Europe will progress toward solving its debt crisis and the U.S. economy will show more signs of growth before its presidential election in November, Gorman said. Employment in the U.S. will improve once companies gain more certainty about Europe, he said.
The Greek elections, support for Spanish banks and fiscal restructuring in other European nations show that the region is working “constructively” toward a solution, Gorman said. He disagreed with billionaire investor George Soros, who said June 24 that a failure by leaders meeting this week to produce drastic measures could destroy the currency.

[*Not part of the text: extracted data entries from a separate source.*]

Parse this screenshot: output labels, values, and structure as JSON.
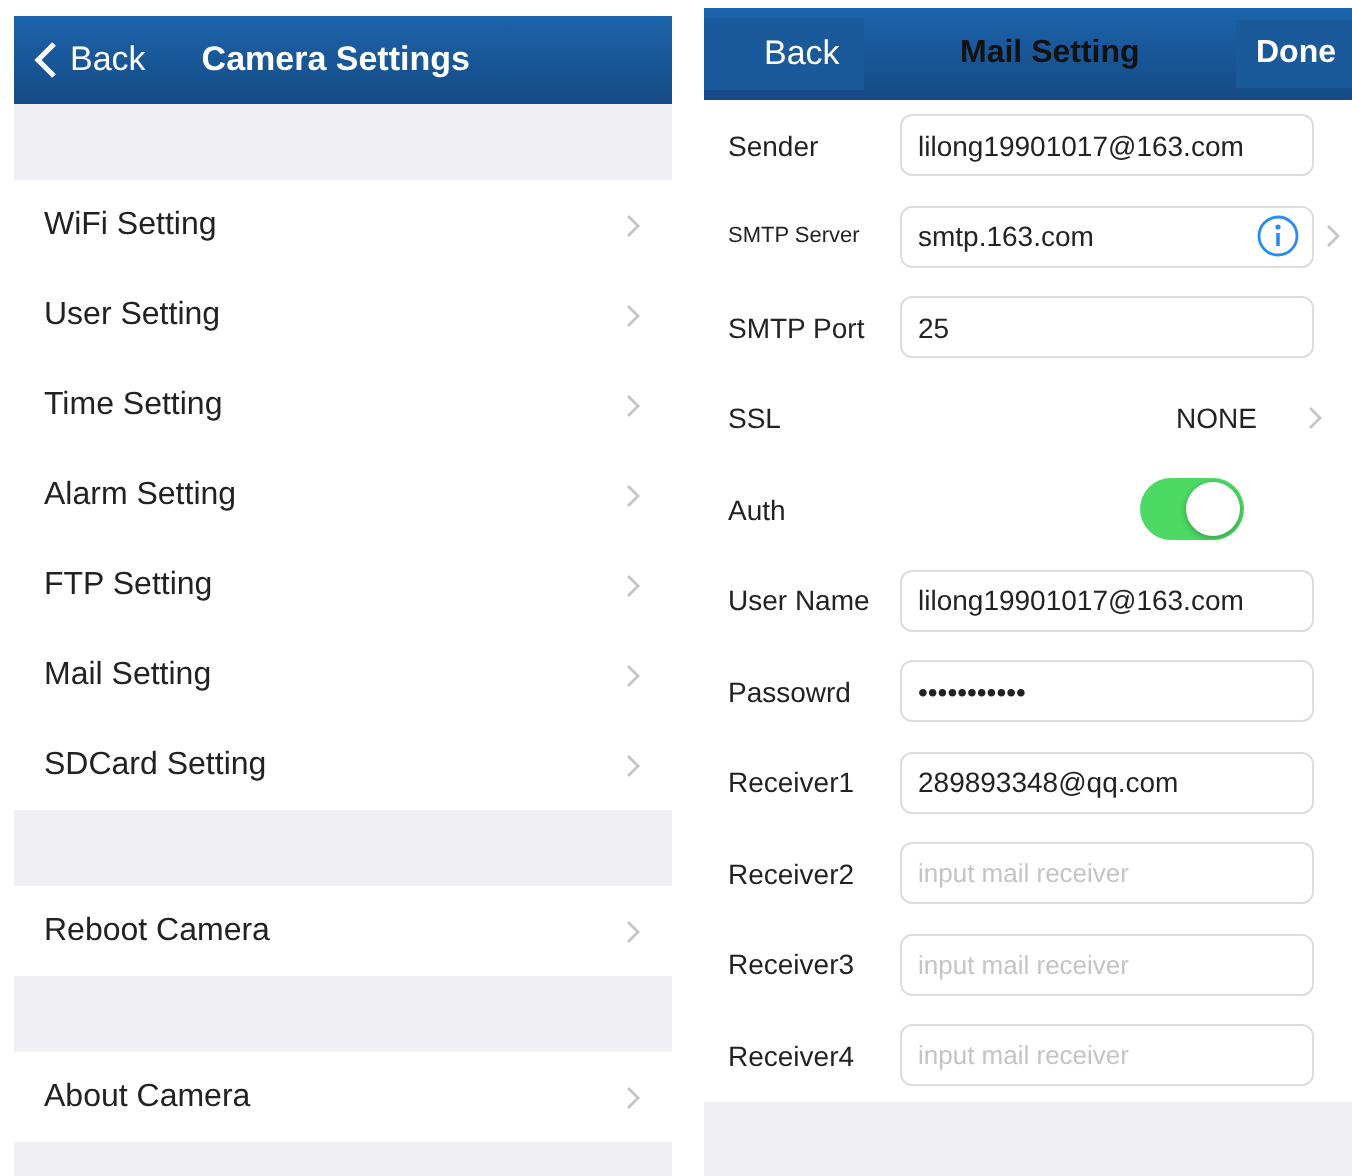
{
  "camera_settings": {
    "back": "Back",
    "title": "Camera Settings",
    "groups": [
      {
        "items": [
          "WiFi Setting",
          "User Setting",
          "Time Setting",
          "Alarm Setting",
          "FTP Setting",
          "Mail Setting",
          "SDCard Setting"
        ]
      },
      {
        "items": [
          "Reboot Camera"
        ]
      },
      {
        "items": [
          "About Camera"
        ]
      }
    ]
  },
  "mail_setting": {
    "back": "Back",
    "title": "Mail Setting",
    "done": "Done",
    "rows": [
      {
        "kind": "field",
        "label": "Sender",
        "value": "lilong19901017@163.com"
      },
      {
        "kind": "info-field",
        "label": "SMTP Server",
        "value": "smtp.163.com"
      },
      {
        "kind": "field",
        "label": "SMTP Port",
        "value": "25"
      },
      {
        "kind": "select",
        "label": "SSL",
        "value": "NONE"
      },
      {
        "kind": "toggle",
        "label": "Auth",
        "on": true
      },
      {
        "kind": "field",
        "label": "User Name",
        "value": "lilong19901017@163.com"
      },
      {
        "kind": "field",
        "label": "Passowrd",
        "value": "•••••••••••"
      },
      {
        "kind": "field",
        "label": "Receiver1",
        "value": "289893348@qq.com"
      },
      {
        "kind": "field",
        "label": "Receiver2",
        "placeholder": "input mail receiver"
      },
      {
        "kind": "field",
        "label": "Receiver3",
        "placeholder": "input mail receiver"
      },
      {
        "kind": "field",
        "label": "Receiver4",
        "placeholder": "input mail receiver"
      }
    ]
  }
}
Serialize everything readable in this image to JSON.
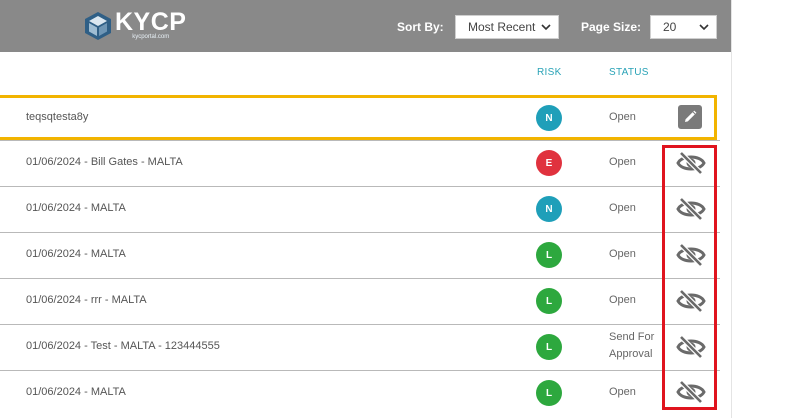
{
  "brand": {
    "name": "KYCP",
    "subtitle": "kycportal.com"
  },
  "controls": {
    "sort_label": "Sort By:",
    "sort_value": "Most Recent",
    "page_size_label": "Page Size:",
    "page_size_value": "20"
  },
  "columns": {
    "risk": "RISK",
    "status": "STATUS"
  },
  "risk_colors": {
    "N": "#1f9fb9",
    "E": "#e0323e",
    "L": "#2da83e"
  },
  "rows": [
    {
      "name": "teqsqtesta8y",
      "risk": "N",
      "status": "Open",
      "action": "edit-icon"
    },
    {
      "name": "01/06/2024 - Bill Gates - MALTA",
      "risk": "E",
      "status": "Open",
      "action": "eye-slash-icon"
    },
    {
      "name": "01/06/2024 - MALTA",
      "risk": "N",
      "status": "Open",
      "action": "eye-slash-icon"
    },
    {
      "name": "01/06/2024 - MALTA",
      "risk": "L",
      "status": "Open",
      "action": "eye-slash-icon"
    },
    {
      "name": "01/06/2024 - rrr - MALTA",
      "risk": "L",
      "status": "Open",
      "action": "eye-slash-icon"
    },
    {
      "name": "01/06/2024 - Test - MALTA - 123444555",
      "risk": "L",
      "status_lines": [
        "Send For",
        "Approval"
      ],
      "action": "eye-slash-icon"
    },
    {
      "name": "01/06/2024 - MALTA",
      "risk": "L",
      "status": "Open",
      "action": "eye-slash-icon"
    }
  ],
  "highlight": {
    "selected_row_color": "#f2b400",
    "action_group_color": "#e0141e"
  }
}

“Working their way towards sharing that fiscal regime and at the same time necessarily giving up part of their sovereignty is an enormously taxing task,” Gorman said. “We shouldn’t presume it can be done over a Lehman weekend, which is what our sort of time frame is, and I just don’t think it’s helpful to use that kind of extravagant language.”
A trigger event similar to the 2008 bankruptcy of Lehman Brothers Holdings Inc. would be damaging and wouldn’t aid the political process of fixing Europe’s problems, Gorman said. Goldman Sachs President Gary D. Cohn said last week that European policy makers need a Lehman-like moment to spur action.
Morgan Stanley’s shares and debt rallied last week after its long-term senior unsecured credit rating was reduced two grades to Baa1 by Moody’s Investors Service, less than a threatened three-level cut.
Morgan Stanley avoided the biggest potential downgrade because of possible support from Mitsubishi UFJ Financial Group Inc., its largest shareholder, according to Moody’s. Gorman cited capital ratios in meetings with Moody’s to convince the ratings company that a three-level cut wasn’t deserved.
Mitsubishi UFJ invested about $9 billion in Morgan Stanley in 2008. The Japanese bank now owns 22 percent of the company, valued at about $5.9 billion, and about $500 million of preferred shares.